Krymov’s neighbour was called Bogoleev. Krymov had imagined him to be a minor official; in fact he was an art historian who worked in the reserve collection of a museum. He also wrote poetry that was considered out of key with the times and had never been published.
‘But that’s all finished with,’ whispered Bogoleev. ‘Now I’m just a timid little hare.’
How strange it all was.
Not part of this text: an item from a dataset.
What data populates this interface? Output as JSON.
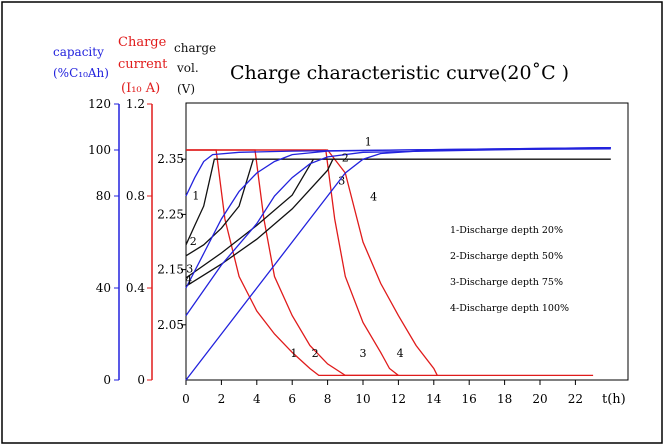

Once there had been nothing except the crossing of the Bug and the Dnieper, the encirclement of Piryatinsk, the Ovruch marshes, Mamayev Kurgan, house number 6/1, political reports, shortages of ammunition, wounded political instructors, night attacks, political work on the march and in battle, the registration of guns, tank raids, mortars, General Staffs, heavy machine-guns . . .
And at the same time there had been nothing but night interrogations, inspections, reveilles, visits to the lavatory under escort, carefully rationed cigarettes, searches, personal confrontations with witnesses, investigators, sentences decreed by a Special Commission . . .
These two realities had co-existed.
But why did it seem natural, even inevitable, that his neighbours should be confined within a cell in the Lubyanka? And why did it seem senseless, quite inconceivable that he should be confined in the same cell, that he should now be sitting on this bunk?
Krymov wanted desperately to talk about himself. In the end he gave in and said:
‘My wife’s left me. No one’s going to send me any parcels.’
The bunk belonging to the enormous Chekist remained empty till morning.